日本の金融は何故劇的に変わるか?自明です。日本語しか出来ない日本人も、何の苦労もなく世界中の金融機関に口座を開いて金融サービスを受けることが出来るようになるからです。証券会社も銀行も運用会社も、いきなり世界中のそれらの会社と競争しなければならなくなります。競争相手が、日本国内の会社だけから、一気に世界中の会社になるのです。しかもそれらは、規制業種に限らず、様々なスタートアップ、フィンテック企業も含まれるでしょう。いきなり世界戦国時代です。
そして金融行政も劇的に変わらねばなりません。今まで日本の金融行政は、日本の金融サービス提供会社だけを監督し、日本で登録されていない海外企業に対しては、日本人を海外から勧誘することを禁止する、という手法を実施してきましたが、言語の壁がなくなった、或いはなくなりつつある今、この方法では日本の個人を守ることは出来なくなるのは明らかです。本来の自己責任原則を主軸とした、新しい環境を作って行かないと、最終的に日本人顧客を守ることは出来ません。そして金融産業行政も、世界と同じルール、同じフィールドで日本の金融機関・金融サービス提供会社が戦えるように環境を整えていかないと、日本の金融産業は完全に世界的競争力を失い、世界から時代遅れになります。

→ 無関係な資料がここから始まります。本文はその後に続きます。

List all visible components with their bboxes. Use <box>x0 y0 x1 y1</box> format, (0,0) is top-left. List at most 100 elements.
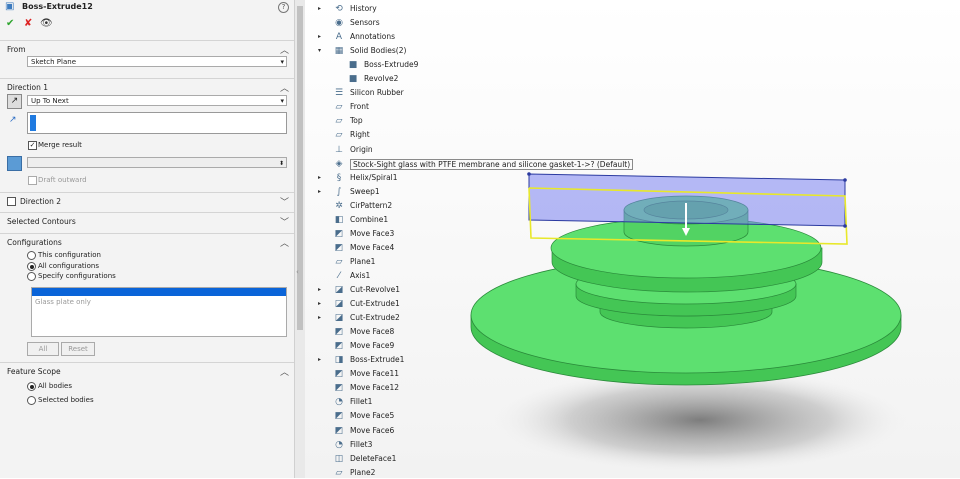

AIは、このように、日本の金融を劇的に変え、金融行政も劇的に変わらねばならなくさせるでしょう。特に行政に於いては、やらねばならないこと・やりたいことが無数にある中で、明らかにキャパシティオーバーが発生しているようで、プライオリティを考えて取り組んでいくことが大切だと思います。このAIの問題に対する対応は、金融行政の中で、プライオリティ中のプライオリティだと私は考えます。